Biased motion-adaptive temporal filtering for speckle reduction in echocardiography

Describes a new fully motion-adaptive spatio-temporal filtering technique to reduce the speckle in ultrasound images. The advantages of this approach are demonstrated in echocardiographic boundary detection and in comparison with other techniques. The first stage of many automated echocardiographic image interpretation schemes is filtering to reduce the amount of speckle noise. The authors show how the two-dimensional least mean squares (TDLMS) filter can be configured as a motion-compensated filter for a time sequence of ultrasound images that eliminates the blurring associated with direct averaging. For an image corrupted by multiplicative speckle noise, the mode of the intensity distribution approximates the maximum likelihood estimator.

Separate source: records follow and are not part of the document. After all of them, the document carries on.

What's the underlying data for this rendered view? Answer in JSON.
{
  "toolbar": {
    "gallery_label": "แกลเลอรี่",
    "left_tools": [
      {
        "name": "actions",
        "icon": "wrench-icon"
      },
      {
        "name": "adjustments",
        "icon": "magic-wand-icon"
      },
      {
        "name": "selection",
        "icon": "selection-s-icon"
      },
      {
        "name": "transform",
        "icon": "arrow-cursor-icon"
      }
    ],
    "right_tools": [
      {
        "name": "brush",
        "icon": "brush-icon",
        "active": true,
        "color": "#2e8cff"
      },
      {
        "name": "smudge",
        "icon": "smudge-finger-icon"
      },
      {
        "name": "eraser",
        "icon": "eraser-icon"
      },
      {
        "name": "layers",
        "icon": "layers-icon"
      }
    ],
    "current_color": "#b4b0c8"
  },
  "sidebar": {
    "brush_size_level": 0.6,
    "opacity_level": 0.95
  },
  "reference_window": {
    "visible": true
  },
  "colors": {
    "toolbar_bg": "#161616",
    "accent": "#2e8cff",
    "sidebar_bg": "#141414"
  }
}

In consequence, the temporal filter's output is biased towards the mode from the mean, using information contained within the speckle itself. A new adaptive algorithm for controlling the filter's convergence is also included. To evaluate performance, application to simulated, phantom, and an in vivo test sequence of the carotid artery are considered in comparison with other techniques. The effect of filtering on edges is of great importance, as these are used by subsequent image interpretation schemes. Quantitative measurements demonstrate the effectiveness of the Biased TDLMS filter, for both noise reduction and edge preservation. Echocardiographic images have a high noise content and suffer from poor contrast. Despite this challenging environment, the Biased TDLMS filter is shown to produce images that are better inputs for subsequent feature extraction. The benefits for echocardiographic images are highlighted by considering the problems of mitral valve analysis and extraction of the left atrium boundary.